Иван в сердцах швырнул окурок. Дались же ему! Ну квакают и квакают… И вдруг насторожился. Раз они стали квакать раньше обычного, значит их кто-то потревожил. Его ухо сразу как бы увеличилось в размерах. «Так, так… — отмечал он про себя, — не прячутся ли в плавнях какие-нибудь диверсанты?» И решил немедля позвонить пограничникам: пусть проверят. Но тут его остановили новые, уже совсем близкие звуки — шум мотора и собачий лай. Они неслись из-за невысокого плоского холма на той стороне. «Вот тебе и пес…» — мелькнуло без всякой связи.
Хотел засмеяться и не смог. Вернее, не успел. На вершину холма, прямо напротив дота, выползало что-то черное. Танк! «Не выстрелит, — пробовал успокоить себя лейтенант. — Ведь у нас с ними договор…» Полыхнул огонь, раздался свист, затем клекот… Иван упал.
Снаряд пролетел над поляной и разорвался за домиками на взгорье, видимо, где-то неподалеку от штаба.
«Ну, гады!» Иван поднялся, мокрый от росы. В доте уже кричали: «Тревога!» Командир дота пружинисто бросил свое тело в еще зияющее отверстие лаза, нажал ходовую кнопку. Упала защитная решетка, бронированная дверь закрылась, и тут же орудие в западной рубке начало разворачиваться, нащупывать точку прицела.
И вот уже шел пятый день…
За четыре дня, как за четыре года, все и родилось, и утряслось. Теперь не было ни подъема, ни отбоя. Ни приема пищи в положенные часы. Ни учебы в привычном смысле — со строевой и физической подготовкой, с политзанятиями.
Василий уже второй день возился с фильтровальной установкой, пытаясь пустить ее в ход. В первые два дня войны приходилось и отбиваться от фрицев, и вести по приказу штаба огонь по закрытым целям. Были моменты, когда стволы раскалялись, а в боевой рубке ребята дурели от жары и пороховых газов. Командир приставил к огневикам писаря и повара с ведрами, чтобы те отливали угоревших холодной водой. Какой-то умник вспомнил о противогазах, и все тут же напялили на себя маски, да только не помогли они. Не для этих газов предназначали их изобретатели, для других, которых пока еще никто не пускал… В первые дни никто из артиллеристов и пулеметчиков не мог уйти со своего поста даже на час.

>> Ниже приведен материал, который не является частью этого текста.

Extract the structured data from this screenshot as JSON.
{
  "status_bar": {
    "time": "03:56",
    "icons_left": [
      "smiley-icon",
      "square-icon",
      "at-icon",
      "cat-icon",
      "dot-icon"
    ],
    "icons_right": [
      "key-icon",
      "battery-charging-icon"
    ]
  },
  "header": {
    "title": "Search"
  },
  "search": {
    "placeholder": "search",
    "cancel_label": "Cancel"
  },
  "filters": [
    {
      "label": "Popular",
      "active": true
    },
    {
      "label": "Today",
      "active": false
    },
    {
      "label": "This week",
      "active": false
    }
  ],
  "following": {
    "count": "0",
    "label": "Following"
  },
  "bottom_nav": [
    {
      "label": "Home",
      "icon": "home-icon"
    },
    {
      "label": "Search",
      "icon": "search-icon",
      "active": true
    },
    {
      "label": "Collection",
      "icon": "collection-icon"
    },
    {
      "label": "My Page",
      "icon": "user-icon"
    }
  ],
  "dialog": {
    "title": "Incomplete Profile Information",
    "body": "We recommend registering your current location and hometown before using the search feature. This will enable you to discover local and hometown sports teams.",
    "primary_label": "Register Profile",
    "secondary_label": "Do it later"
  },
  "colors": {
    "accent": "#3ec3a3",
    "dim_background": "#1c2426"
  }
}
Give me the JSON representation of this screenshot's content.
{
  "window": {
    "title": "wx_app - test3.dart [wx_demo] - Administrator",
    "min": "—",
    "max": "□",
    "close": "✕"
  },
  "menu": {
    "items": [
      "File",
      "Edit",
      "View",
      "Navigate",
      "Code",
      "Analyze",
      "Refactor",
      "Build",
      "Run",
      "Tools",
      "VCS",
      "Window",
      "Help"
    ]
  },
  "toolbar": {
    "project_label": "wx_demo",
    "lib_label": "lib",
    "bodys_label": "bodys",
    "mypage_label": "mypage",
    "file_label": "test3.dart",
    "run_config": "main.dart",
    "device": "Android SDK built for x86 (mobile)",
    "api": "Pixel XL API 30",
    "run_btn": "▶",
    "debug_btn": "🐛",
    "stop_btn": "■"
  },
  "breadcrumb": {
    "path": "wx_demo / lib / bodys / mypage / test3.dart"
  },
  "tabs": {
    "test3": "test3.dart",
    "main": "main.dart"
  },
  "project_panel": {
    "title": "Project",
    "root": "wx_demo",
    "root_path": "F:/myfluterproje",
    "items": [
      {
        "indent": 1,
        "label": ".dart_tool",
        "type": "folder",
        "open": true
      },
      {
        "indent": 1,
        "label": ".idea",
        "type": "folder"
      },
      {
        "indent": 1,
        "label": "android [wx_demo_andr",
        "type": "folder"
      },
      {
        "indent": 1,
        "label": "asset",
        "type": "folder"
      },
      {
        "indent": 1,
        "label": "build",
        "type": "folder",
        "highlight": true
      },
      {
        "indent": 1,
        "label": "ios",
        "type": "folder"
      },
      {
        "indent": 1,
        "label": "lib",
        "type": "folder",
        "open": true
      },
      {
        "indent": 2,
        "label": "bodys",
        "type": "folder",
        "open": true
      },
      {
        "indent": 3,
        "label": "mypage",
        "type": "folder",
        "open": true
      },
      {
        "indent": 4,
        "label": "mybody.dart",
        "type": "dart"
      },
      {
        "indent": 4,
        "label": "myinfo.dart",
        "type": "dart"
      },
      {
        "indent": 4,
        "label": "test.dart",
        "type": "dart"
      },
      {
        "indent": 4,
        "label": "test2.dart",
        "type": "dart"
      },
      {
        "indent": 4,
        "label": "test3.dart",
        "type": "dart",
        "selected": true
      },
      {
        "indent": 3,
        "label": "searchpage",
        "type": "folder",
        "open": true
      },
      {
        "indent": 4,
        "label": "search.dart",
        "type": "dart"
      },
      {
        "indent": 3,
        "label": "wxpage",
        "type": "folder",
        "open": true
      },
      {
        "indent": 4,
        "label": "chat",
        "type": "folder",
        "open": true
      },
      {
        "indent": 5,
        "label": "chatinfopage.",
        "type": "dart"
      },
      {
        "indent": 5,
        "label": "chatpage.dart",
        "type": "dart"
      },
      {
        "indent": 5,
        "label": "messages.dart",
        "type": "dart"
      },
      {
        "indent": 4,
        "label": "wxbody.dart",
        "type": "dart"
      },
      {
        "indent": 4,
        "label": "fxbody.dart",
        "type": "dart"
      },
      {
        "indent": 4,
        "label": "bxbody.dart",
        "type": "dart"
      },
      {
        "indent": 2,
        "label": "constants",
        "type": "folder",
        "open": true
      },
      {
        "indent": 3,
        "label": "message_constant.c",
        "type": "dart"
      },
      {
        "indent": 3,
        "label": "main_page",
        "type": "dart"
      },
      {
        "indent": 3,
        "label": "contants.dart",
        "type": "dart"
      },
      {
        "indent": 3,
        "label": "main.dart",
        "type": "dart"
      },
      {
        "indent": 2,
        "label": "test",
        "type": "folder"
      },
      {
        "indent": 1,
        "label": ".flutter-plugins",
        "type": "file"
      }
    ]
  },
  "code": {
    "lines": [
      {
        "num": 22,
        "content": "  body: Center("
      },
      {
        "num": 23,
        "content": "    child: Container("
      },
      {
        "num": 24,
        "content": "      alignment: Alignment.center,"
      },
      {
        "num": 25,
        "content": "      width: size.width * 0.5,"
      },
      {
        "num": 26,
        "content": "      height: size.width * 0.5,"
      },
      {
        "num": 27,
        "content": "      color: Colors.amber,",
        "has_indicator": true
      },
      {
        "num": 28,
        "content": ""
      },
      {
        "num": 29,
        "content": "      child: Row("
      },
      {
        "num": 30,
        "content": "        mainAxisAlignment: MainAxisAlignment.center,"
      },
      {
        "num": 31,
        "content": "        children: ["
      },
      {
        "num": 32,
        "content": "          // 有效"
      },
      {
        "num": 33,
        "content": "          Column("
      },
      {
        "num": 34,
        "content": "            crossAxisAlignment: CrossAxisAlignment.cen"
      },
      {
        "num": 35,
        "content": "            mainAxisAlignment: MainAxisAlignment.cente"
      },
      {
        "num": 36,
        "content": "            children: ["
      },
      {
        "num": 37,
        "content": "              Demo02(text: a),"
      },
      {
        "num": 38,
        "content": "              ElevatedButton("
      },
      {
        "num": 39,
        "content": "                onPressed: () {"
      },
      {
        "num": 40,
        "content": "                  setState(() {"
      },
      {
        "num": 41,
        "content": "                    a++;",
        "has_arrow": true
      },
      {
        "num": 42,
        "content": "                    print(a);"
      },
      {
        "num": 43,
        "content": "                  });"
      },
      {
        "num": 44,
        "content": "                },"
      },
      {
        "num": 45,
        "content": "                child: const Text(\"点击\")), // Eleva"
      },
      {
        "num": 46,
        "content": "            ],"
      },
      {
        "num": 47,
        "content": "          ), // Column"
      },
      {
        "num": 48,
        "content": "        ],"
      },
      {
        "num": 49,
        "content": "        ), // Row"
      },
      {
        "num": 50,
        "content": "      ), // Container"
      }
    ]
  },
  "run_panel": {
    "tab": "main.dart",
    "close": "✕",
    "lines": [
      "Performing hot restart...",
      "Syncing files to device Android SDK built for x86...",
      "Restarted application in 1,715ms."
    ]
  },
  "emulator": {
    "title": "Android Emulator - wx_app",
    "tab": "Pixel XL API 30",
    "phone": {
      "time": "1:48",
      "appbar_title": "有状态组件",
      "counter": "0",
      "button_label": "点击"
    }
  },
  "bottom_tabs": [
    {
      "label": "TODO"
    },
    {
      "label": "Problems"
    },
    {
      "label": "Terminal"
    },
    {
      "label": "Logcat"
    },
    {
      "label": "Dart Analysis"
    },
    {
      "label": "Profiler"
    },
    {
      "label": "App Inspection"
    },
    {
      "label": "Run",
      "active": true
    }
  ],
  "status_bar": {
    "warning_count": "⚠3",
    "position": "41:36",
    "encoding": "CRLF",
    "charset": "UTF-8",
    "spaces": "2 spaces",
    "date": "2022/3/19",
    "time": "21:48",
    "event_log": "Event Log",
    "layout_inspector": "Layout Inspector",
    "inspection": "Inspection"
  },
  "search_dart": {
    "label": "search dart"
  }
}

И, как на грех, оказалось среди бойцов лишь два слесаря-механика — он, Василий, да еще наводчик с первого орудия. Их снять — все одно, что кошелек переложить из целого кармана в дырявый. «Нет уж, — решил командир, — дырки потом постараемся залатать, когда выпадет час…» И вот он выпал. Отвалили немцы, приутихли. Даже не верилось: ведь уже под самыми стенами толклись, орали — в колпаке-то сквозь прорезь все слышно: «Рус, капут! Сдавайс!» Только «капут», видно, им самим вышел, так просто они, наверно, не отошли бы… Ну командир еще день выждал, потом сказал Василию, чтобы тот занялся недоделанной установкой.
Вот он и занимается. Вчера, когда впервые попытался разобраться в этой штуковине, у него поначалу даже руки опустились. Не видал он раньше таких машин и близко. Работал у себя на фабрике в фетровом цехе, где стояли чесальные и катальные станки, ими он и занимался. А тут… Пожалел, что нет под рукой ни схемки, ни хотя бы книги какой-нибудь, чтоб на мысль натолкнула.
«Кабы знал, где упасть, — соломки бы постелил!» Василий улыбнулся. А с фильтром что-то вроде бы начинает получаться. С мотором разобрался наконец, с трубками — тоже. Теперь остается понять, куда и что подключается. На большом листе с уже ненужным расписанием занятий он разложил все эти трубки и трубочки, соединительные муфты, гайки и болты… «Так, так, — тихо бормотал он себе под нос, — жил такой чудак!»
Он любил, думая, разговаривать сам с собой. Выходило, будто есть в тебе или рядом какой-то другой человек, который всегда тебя поймет и подскажет. А иногда и поругает, но тоже за дело. Ему можно доверить любую тайну: этот не проболтается, не высмеет. И стихи тоже сочиняет… Это брат, двойник, такой же, как и сам Василий, — белобрысый и голубоглазый, только построже и не острижен под машинку, а с волосами, мягко спадающими на лоб.
Василий собрал один блок, другой… Кажется, дело идет. Медленно, но идет. «У того… чудака… говорят, кишка тонка». Это он уже не про себя, а скорее, про приятеля, про того наводчика. Тоже — механик, фланец к фланцу подобрать не смог. Сказал, что специальность свою не любил, все мечтал художником стать. А наводчик хороший, чуть ли не с первого выстрела танк подбил.